Cell proliferation around the ARSs correlated with the pattern of ADV. A) Tissue sections were immunohistochemically stained for Ki-67 and counterstained with hematoxylin. The white and black arrows denote the upper and lower interfaces of the ARSs proximal to the overlying skin and underlying muscle, respectively. Low magnification images are shown in Supplemental Figure 4. B) The density of Ki-67+ cells was quantified in adjacent tissues in regions above (i.e., upper) and below (i.e., lower) the implants. Data are represented as mean ± standard error of the mean (N=5 per group). Significant differences (p < 0.05) are denoted by brackets and Greek letters, which are defined in section 2.7.

Figure 5

Angiogenesis around the ARSs correlated with the pattern of ADV. A) Tissue sections were immunohistochemically stained for CD31 and counterstained with hematoxylin. The white and black arrows denote the upper and lower interfaces of the ARSs proximal to the overlying skin and underlying muscle, respectively.
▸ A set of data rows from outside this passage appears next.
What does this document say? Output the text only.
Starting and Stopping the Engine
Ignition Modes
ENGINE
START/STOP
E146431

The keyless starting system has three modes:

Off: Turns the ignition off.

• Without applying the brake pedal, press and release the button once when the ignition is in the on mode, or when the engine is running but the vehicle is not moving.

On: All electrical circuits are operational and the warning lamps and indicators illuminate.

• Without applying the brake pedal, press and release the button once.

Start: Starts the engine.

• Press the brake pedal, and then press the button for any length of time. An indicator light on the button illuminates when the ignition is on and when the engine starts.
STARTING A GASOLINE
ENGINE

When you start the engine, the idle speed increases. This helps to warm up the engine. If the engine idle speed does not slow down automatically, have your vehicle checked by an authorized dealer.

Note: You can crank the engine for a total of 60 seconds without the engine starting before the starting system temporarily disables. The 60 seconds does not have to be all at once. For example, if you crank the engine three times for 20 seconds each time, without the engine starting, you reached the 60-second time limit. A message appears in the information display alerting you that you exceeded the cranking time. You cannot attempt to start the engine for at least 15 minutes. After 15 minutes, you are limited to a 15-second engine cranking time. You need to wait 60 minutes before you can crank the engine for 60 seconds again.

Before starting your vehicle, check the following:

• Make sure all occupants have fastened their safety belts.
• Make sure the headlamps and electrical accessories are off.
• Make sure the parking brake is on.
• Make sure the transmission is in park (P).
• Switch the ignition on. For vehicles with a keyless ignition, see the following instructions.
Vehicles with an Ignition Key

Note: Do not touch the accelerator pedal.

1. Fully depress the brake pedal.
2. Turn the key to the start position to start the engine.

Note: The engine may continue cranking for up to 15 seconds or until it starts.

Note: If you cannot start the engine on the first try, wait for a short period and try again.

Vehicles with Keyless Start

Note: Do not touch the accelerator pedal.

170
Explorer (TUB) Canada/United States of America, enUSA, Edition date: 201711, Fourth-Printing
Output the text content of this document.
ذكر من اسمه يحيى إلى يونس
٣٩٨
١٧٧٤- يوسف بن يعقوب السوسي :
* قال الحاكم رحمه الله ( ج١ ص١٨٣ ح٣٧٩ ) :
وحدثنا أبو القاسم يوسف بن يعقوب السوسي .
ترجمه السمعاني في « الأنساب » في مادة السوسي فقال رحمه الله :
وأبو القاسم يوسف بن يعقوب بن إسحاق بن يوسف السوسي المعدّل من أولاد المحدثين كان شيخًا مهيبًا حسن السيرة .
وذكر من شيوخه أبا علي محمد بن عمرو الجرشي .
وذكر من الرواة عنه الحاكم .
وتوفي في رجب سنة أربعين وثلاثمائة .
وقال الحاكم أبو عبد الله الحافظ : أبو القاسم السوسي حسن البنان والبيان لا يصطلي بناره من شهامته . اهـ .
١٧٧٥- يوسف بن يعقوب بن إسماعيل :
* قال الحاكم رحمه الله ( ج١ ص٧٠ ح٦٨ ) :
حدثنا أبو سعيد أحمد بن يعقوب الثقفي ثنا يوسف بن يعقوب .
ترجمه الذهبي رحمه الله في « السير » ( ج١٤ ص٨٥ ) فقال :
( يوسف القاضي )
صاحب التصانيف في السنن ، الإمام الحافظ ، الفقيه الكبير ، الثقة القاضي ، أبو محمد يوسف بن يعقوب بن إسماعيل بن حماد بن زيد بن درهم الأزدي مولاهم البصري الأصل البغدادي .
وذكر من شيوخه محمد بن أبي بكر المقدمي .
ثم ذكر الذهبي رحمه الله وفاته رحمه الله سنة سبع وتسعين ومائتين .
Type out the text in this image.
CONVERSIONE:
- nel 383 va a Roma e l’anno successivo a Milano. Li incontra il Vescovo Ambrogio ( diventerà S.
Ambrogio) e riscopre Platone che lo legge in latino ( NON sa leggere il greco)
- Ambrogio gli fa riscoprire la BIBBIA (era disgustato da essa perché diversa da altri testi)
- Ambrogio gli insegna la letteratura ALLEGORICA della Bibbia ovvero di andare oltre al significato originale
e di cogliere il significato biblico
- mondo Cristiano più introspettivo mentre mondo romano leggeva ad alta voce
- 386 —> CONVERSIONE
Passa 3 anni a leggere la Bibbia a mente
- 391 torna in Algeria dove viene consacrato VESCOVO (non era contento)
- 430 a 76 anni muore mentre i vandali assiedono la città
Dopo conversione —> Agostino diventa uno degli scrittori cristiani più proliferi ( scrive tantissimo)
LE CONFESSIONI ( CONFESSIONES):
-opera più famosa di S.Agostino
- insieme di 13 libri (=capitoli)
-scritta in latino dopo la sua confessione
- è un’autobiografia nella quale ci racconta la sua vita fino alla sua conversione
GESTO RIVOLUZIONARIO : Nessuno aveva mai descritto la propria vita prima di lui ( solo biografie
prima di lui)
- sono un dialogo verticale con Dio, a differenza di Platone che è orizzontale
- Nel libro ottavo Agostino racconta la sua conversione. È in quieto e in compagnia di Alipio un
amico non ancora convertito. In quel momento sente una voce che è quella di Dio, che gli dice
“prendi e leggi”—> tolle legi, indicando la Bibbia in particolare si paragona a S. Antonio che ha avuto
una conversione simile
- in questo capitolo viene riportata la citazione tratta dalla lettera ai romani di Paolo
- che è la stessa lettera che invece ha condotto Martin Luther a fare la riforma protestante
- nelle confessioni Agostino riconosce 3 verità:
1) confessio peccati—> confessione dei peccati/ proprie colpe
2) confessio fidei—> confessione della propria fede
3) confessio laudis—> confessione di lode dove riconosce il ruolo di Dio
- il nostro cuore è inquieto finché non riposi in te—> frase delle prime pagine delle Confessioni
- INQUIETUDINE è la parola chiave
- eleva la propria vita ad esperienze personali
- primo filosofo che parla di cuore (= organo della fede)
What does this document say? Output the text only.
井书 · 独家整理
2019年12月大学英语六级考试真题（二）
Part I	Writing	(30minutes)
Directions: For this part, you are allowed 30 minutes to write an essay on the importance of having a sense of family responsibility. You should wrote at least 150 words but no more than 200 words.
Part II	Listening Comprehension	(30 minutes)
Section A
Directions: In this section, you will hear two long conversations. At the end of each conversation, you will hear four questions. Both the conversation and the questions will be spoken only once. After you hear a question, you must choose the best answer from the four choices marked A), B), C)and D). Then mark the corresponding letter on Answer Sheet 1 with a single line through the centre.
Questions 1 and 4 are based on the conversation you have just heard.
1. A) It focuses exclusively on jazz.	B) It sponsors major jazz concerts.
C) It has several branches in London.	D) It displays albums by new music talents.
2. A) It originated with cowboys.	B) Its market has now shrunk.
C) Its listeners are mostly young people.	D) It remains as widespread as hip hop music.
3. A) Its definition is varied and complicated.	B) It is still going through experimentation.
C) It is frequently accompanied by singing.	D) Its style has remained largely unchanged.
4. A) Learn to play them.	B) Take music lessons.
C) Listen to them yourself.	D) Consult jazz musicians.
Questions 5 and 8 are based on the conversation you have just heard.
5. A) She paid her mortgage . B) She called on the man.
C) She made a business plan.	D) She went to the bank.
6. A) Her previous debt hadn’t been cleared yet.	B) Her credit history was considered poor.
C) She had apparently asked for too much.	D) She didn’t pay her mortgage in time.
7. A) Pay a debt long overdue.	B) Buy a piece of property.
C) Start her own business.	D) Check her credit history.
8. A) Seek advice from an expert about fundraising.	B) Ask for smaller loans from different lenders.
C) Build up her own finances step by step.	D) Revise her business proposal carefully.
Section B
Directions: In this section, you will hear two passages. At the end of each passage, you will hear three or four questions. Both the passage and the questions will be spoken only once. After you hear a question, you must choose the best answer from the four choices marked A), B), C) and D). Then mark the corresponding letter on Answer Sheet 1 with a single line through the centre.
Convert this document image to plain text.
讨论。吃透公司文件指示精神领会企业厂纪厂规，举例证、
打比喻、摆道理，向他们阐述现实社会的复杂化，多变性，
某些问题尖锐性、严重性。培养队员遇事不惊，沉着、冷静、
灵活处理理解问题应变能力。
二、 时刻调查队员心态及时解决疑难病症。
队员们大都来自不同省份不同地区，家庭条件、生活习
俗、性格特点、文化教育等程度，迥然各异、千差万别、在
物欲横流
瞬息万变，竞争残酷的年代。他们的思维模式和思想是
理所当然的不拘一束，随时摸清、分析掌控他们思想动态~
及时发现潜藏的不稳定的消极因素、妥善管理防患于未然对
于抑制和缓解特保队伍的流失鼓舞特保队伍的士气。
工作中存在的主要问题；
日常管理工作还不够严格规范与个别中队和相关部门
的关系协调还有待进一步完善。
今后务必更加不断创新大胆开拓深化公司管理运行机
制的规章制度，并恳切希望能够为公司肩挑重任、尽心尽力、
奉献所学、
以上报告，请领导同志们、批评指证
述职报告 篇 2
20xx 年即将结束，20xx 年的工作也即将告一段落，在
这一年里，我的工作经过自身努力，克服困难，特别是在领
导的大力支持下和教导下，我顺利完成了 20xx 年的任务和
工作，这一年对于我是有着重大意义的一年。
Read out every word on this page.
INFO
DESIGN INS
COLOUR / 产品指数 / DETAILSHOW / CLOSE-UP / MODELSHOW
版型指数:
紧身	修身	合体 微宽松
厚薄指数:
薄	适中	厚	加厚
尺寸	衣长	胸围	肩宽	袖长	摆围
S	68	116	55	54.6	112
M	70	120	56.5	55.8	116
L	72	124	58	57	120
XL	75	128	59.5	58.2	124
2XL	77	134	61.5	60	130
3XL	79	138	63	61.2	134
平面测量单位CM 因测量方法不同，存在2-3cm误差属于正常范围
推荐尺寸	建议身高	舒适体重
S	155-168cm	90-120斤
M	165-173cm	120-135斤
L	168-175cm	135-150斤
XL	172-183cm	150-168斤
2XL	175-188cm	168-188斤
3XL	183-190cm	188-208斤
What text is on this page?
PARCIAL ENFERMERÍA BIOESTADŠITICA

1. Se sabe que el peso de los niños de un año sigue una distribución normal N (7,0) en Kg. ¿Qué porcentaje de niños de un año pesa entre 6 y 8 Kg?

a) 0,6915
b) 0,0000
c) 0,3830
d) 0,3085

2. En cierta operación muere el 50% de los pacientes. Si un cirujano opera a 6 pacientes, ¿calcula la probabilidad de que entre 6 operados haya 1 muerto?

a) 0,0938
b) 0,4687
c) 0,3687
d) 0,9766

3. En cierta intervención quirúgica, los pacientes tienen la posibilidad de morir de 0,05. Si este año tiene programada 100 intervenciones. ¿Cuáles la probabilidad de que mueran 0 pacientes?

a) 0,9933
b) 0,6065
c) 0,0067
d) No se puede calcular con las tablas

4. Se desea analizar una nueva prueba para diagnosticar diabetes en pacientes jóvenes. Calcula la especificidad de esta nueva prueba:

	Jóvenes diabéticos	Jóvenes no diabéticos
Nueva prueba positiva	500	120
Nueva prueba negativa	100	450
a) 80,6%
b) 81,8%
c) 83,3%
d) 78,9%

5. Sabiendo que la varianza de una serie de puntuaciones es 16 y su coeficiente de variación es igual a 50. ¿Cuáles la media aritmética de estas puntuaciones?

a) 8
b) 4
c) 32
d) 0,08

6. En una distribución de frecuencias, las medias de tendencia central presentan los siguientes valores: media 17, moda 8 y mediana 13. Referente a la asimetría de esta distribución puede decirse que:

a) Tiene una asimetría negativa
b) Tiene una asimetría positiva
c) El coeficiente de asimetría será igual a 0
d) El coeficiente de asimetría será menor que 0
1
Low magnification images are shown in Supplemental Figure 5. B) The density of CD31+ blood vessels was quantified in adjacent tissues in regions above (i.e., upper) and below (i.e., lower) the implants. Data are represented as mean ± standard error of the mean (N=5 per group). Significant differences (p < 0.05) are denoted by brackets and Greek letters, which are defined in section 2.7.

Figure 6.

Laser speckle contrast analysis (LASCA) imaging was used to monitor perfusion in the implant region. A) Longitudinal images display an implanted C6-ARS (+ADV whole) within a mouse, which was imaged in a lateral recumbent position. The white circle denotes the region of interest (ROI) that was used for quantitative analysis. B) The change in perfusion was quantified by calculating the average perfusion within an ROI at a given day and then comparing it to the average perfusion on day 0. Data are represented as mean ± standard error of the mean (N=5 per group). Significant differences (p < 0.05) are denoted by Greek letters, which are defined in section 2.7.